Google Code Jam is an international programming competition hosted and administered by Google. GCJ has become extremely popular among programmers; over 23,000 people participated in the competition in 2015. GCJ has created a repository of problems that can be used by programmers to sharpen their programming skills. Unlike many other programming contests, GCJ allows contestants to use any programming language. This makes GCJ an ideal platform for testing and evaluating new programming languages.

Picat is a new logic-based multi-paradigm programming language that integrates logic programming, functional programming, constraint programming, dynamic programming with tabling, and scripting. It provides facilities for solving combinatorial search problems, including tabling for dynamic programming, a module for planning that is implemented by the use of tabling, and solver modules for constraint problems that are based on CP (constraint programming), SAT (satisfiability), and MIP (mixed integer programming).

In Spring 2015, about one year after the release of Picat's first stable version, Sergii Dymchenko and Mariia Mykhailova published an article in PADL'15 titled "Declaratively Solving Google Code Jam Problems with Picat", which summarizes their experience as follows: "in some cases the use of Picat simplifies the implementation compared to conventional imperative programming languages, while in others it allows to directly convert the problem statement into an efficiently solvable declarative problem specification without inventing an imperative algorithm. An increasing number of programmers, inspired by this article, have started paying attention to Picat; In GCJ 2015, five participants used Picat, while only one contestant used Prolog.
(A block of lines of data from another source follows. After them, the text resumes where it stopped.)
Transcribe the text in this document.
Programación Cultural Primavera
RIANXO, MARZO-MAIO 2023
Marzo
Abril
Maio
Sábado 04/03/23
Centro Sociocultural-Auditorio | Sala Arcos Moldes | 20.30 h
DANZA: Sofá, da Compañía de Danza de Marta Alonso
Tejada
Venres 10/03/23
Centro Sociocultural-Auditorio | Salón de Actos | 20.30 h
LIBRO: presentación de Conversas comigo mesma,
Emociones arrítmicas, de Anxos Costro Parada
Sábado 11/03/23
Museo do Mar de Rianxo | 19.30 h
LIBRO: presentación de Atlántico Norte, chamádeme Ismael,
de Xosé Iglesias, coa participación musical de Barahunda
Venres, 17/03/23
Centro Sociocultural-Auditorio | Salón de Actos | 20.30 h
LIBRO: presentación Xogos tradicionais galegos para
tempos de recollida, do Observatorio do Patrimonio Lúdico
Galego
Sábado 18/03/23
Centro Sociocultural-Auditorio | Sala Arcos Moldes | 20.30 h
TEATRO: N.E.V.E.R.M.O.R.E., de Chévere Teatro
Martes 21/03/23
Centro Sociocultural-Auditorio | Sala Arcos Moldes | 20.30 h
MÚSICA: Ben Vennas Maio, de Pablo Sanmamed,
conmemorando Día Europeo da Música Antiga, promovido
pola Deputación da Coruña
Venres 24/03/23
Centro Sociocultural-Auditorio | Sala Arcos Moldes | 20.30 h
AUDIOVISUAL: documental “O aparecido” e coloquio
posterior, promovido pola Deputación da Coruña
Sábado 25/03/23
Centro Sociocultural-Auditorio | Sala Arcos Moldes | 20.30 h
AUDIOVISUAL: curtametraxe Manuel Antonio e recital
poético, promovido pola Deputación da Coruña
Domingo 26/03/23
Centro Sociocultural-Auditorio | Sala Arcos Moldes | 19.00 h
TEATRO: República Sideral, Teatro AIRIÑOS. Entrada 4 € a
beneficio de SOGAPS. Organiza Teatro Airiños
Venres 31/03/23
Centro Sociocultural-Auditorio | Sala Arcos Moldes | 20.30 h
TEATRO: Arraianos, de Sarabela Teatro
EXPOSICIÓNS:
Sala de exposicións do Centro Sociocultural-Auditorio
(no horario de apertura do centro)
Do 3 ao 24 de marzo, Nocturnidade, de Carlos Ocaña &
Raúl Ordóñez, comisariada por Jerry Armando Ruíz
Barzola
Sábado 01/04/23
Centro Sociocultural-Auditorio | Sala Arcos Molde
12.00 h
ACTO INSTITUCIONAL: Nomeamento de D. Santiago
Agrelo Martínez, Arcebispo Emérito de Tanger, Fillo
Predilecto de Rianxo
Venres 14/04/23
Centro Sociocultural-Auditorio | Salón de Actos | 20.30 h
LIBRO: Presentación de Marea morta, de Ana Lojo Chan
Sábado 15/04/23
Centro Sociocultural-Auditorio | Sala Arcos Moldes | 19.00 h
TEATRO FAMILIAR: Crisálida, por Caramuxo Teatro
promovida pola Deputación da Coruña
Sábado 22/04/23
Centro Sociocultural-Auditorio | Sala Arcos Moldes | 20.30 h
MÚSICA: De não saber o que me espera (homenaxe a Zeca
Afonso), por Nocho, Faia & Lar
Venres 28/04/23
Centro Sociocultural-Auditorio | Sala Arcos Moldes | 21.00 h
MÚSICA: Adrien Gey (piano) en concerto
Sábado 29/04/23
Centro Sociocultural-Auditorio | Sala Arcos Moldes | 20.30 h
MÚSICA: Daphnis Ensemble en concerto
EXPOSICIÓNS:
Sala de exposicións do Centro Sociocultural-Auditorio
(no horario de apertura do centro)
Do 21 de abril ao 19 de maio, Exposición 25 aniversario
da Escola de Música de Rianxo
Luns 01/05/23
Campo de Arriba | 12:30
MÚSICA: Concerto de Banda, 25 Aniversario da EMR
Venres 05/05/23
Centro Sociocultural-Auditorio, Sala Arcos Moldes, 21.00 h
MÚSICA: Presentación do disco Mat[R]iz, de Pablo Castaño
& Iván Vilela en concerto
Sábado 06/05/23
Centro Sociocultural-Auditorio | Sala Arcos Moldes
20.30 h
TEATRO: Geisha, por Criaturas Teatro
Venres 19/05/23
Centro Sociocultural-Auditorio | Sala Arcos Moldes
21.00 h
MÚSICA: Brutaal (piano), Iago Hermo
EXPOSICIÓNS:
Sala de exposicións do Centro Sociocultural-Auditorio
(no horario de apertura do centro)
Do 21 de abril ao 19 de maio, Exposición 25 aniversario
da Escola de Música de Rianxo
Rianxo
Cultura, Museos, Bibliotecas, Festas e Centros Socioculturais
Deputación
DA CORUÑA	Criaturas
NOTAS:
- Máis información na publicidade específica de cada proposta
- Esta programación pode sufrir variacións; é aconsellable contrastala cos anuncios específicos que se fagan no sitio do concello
This page collects example solutions in Picat for some of the GCJ problems, including the programs given in Dymchenko and Mykhailova's paper. The GCJ solutions are concise, easy to read, and efficient enough to pass the tests. They demonstrate well Picat's modeling and solving capabilities. These examples will be of interest to GCJ participants who want to gain a competitive edge with Picat, and helpful for programmers who are interested in learning how to use the Picat language effectively in solving problems.